Ein Abschied, wie er im Buche steht

Nach 33 Jahren übergibt Ingrid Tönges eine intakte, lebendige und viel bewegte Hochschulbibliothek

Hagen. Ein prägendes Kapitel Hochschulgeschichte geht zu Ende: Nach gut 33 Jahren Bibliotheksleitung verlässt Ingrid Tönges die Fachhochschule Südwestfalen. Und das mit einer großen Abschiedsfeier. Und vor allem mit einem richtig guten Gefühl.

Am Ende eines langen Berufslebens kann man ja vieles sein. Sehr glücklich, etwas traurig, etwas glücklich oder insgeheim vielleicht sogar sehr traurig. Ingrid Tönges wirkt nach 33 Jahren Bibliotheksleitung vor allem eines: mit sich selbst und ihrem Berufsleben im Reinen. „Es war eine tolle Zeit, ich bereue keinen einzigen Schritt und wusste meine Stelle immer zu schätzen“, blickt Tönges zurück. Um dann aber auch schon blitzschnell die Perspektive zu wechseln: „Ich möchte mich nun Dingen widmen, die mir sehr wichtig sind, die ich aber in all den arbeitsreichen Jahren vernachlässigen musste“. Diese Entscheidung hat Ingrid Tönges ganz bewusst jetzt schon getroffen. Sie verlässt die Hochschule mit 63 Jahren zwei Jahre früher als eigentlich vorgesehen. „Das ist keine Entscheidung gegen die Vergangenheit, sondern eine für die Zukunft“, verrät die studierte Mineralogin. Die Zukunft, die liegt für sie übrigens im niedersächsischen Celle.

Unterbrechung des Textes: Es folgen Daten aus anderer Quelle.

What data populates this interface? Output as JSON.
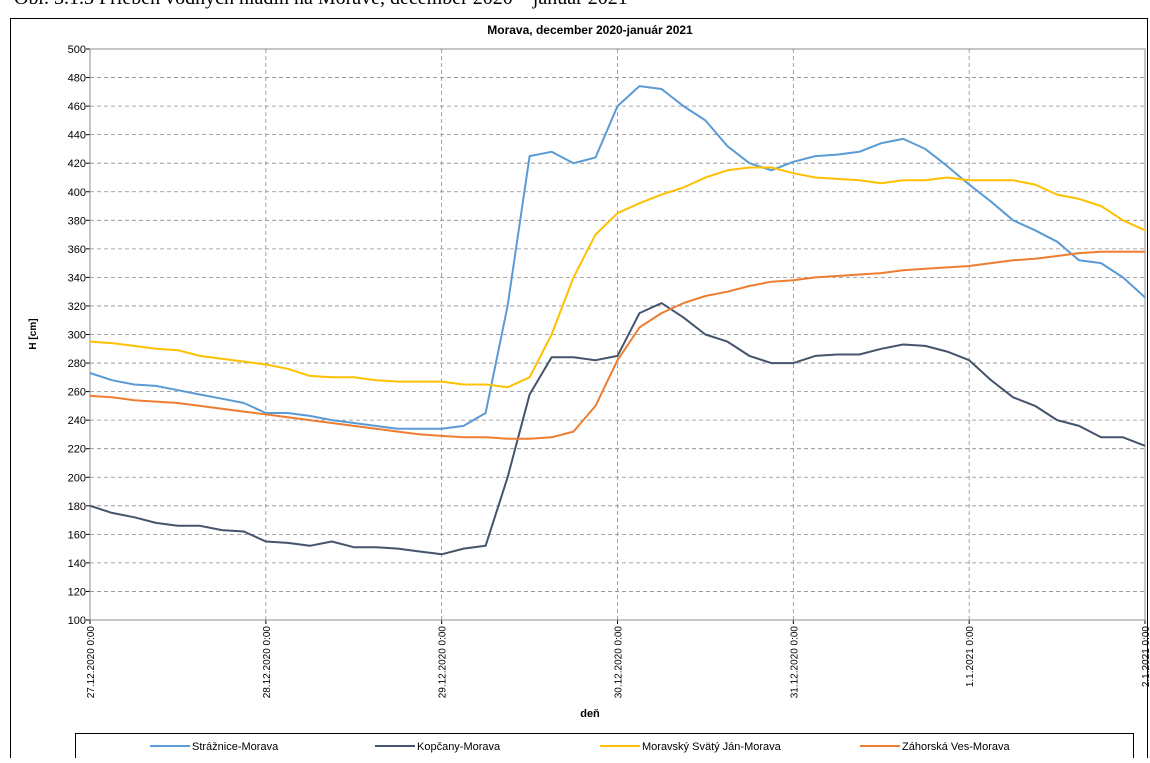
{
  "caption": "Obr. 3.1.3 Priebeh vodných hladín na Morave, december 2020 – január 2021",
  "chart_data": {
    "type": "line",
    "title": "Morava, december 2020-január 2021",
    "x_label": "deň",
    "y_label": "H [cm]",
    "x": [
      "27.12.2020 0:00",
      "27.12.2020 3:00",
      "27.12.2020 6:00",
      "27.12.2020 9:00",
      "27.12.2020 12:00",
      "27.12.2020 15:00",
      "27.12.2020 18:00",
      "27.12.2020 21:00",
      "28.12.2020 0:00",
      "28.12.2020 3:00",
      "28.12.2020 6:00",
      "28.12.2020 9:00",
      "28.12.2020 12:00",
      "28.12.2020 15:00",
      "28.12.2020 18:00",
      "28.12.2020 21:00",
      "29.12.2020 0:00",
      "29.12.2020 3:00",
      "29.12.2020 6:00",
      "29.12.2020 9:00",
      "29.12.2020 12:00",
      "29.12.2020 15:00",
      "29.12.2020 18:00",
      "29.12.2020 21:00",
      "30.12.2020 0:00",
      "30.12.2020 3:00",
      "30.12.2020 6:00",
      "30.12.2020 9:00",
      "30.12.2020 12:00",
      "30.12.2020 15:00",
      "30.12.2020 18:00",
      "30.12.2020 21:00",
      "31.12.2020 0:00",
      "31.12.2020 3:00",
      "31.12.2020 6:00",
      "31.12.2020 9:00",
      "31.12.2020 12:00",
      "31.12.2020 15:00",
      "31.12.2020 18:00",
      "31.12.2020 21:00",
      "1.1.2021 0:00",
      "1.1.2021 3:00",
      "1.1.2021 6:00",
      "1.1.2021 9:00",
      "1.1.2021 12:00",
      "1.1.2021 15:00",
      "1.1.2021 18:00",
      "1.1.2021 21:00",
      "2.1.2021 0:00"
    ],
    "series": [
      {
        "name": "Strážnice-Morava",
        "color": "#5b9bd5",
        "values": [
          273,
          268,
          265,
          264,
          261,
          258,
          255,
          252,
          245,
          245,
          243,
          240,
          238,
          236,
          234,
          234,
          234,
          236,
          245,
          320,
          425,
          428,
          420,
          424,
          460,
          474,
          472,
          460,
          450,
          432,
          420,
          415,
          421,
          425,
          426,
          428,
          434,
          437,
          430,
          418,
          405,
          393,
          380,
          373,
          365,
          352,
          350,
          340,
          326
        ]
      },
      {
        "name": "Kopčany-Morava",
        "color": "#44546a",
        "values": [
          180,
          175,
          172,
          168,
          166,
          166,
          163,
          162,
          155,
          154,
          152,
          155,
          151,
          151,
          150,
          148,
          146,
          150,
          152,
          200,
          258,
          284,
          284,
          282,
          285,
          315,
          322,
          312,
          300,
          295,
          285,
          280,
          280,
          285,
          286,
          286,
          290,
          293,
          292,
          288,
          282,
          268,
          256,
          250,
          240,
          236,
          228,
          228,
          222
        ]
      },
      {
        "name": "Moravský Svätý Ján-Morava",
        "color": "#ffc000",
        "values": [
          295,
          294,
          292,
          290,
          289,
          285,
          283,
          281,
          279,
          276,
          271,
          270,
          270,
          268,
          267,
          267,
          267,
          265,
          265,
          263,
          270,
          300,
          340,
          370,
          385,
          392,
          398,
          403,
          410,
          415,
          417,
          417,
          413,
          410,
          409,
          408,
          406,
          408,
          408,
          410,
          408,
          408,
          408,
          405,
          398,
          395,
          390,
          380,
          373
        ]
      },
      {
        "name": "Záhorská Ves-Morava",
        "color": "#ed7d31",
        "values": [
          257,
          256,
          254,
          253,
          252,
          250,
          248,
          246,
          244,
          242,
          240,
          238,
          236,
          234,
          232,
          230,
          229,
          228,
          228,
          227,
          227,
          228,
          232,
          250,
          282,
          305,
          315,
          322,
          327,
          330,
          334,
          337,
          338,
          340,
          341,
          342,
          343,
          345,
          346,
          347,
          348,
          350,
          352,
          353,
          355,
          357,
          358,
          358,
          358
        ]
      }
    ],
    "xlim": [
      "27.12.2020 0:00",
      "2.1.2021 0:00"
    ],
    "xticks": [
      "27.12.2020 0:00",
      "28.12.2020 0:00",
      "29.12.2020 0:00",
      "30.12.2020 0:00",
      "31.12.2020 0:00",
      "1.1.2021 0:00",
      "2.1.2021 0:00"
    ],
    "ylim": [
      100,
      500
    ],
    "yticks": [
      100,
      120,
      140,
      160,
      180,
      200,
      220,
      240,
      260,
      280,
      300,
      320,
      340,
      360,
      380,
      400,
      420,
      440,
      460,
      480,
      500
    ],
    "grid": true,
    "legend": "bottom"
  }
}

Was aber macht aus einem Berufsleben ein gutes Berufsleben? Ingrid Tönges antwortet sofort: „Teamarbeit. Wir hatten eine unglaublich gute Zusammenarbeit. Alle waren sehr fleißig. Es gab nie schlechte Stimmung. Und das, obwohl es schon sehr arbeitsreiche Phasen gab.“ Mit diesen Phasen meint sie vor allem diverse Umbrüche. Denn wer glaubt, zwischen Bücherregalen herrsche Stillstand, der irrt gewaltig. „Ich schätze, es gab etwa 15 Umzüge, Bibliothek ist eben immer Bewegung“, sagt Ingrid Tönges. Dabei ging es eigentlich immer in eine Richtung. „Immer nach vorne. Am Ende jeder Veränderung stand immer auch eine kleine Verbesserung.“

Veränderungen brachte sicher auch das Internet. Aber auch eine Verbesserung? „Ja, sagt Ingrid Tönges“, „für uns war das der Weg in die Zukunft. Wir mussten die Ausleihe digitalisieren, aber wenn man bedenkt, dass mit den Verbundstudenten ein großer Anteil der Studierenden gar nicht vor Ort ist, war das eine große Hilfe.“

Nun also schließt Ingrid Tönges gewissermaßen eigenmächtig und etwas verfrüht ihr persönliches Kapitel an der Fachhochschule Südwestfalen. Und sie ist sich sicher: „Wir haben räumlich und auch organisatorisch eine richtig gute Basis“. Und auf dieser Basis kann Nachfolger Christian Dabrowski nun ein neues Kapitel Bibliotheksgeschichte aufschlagen.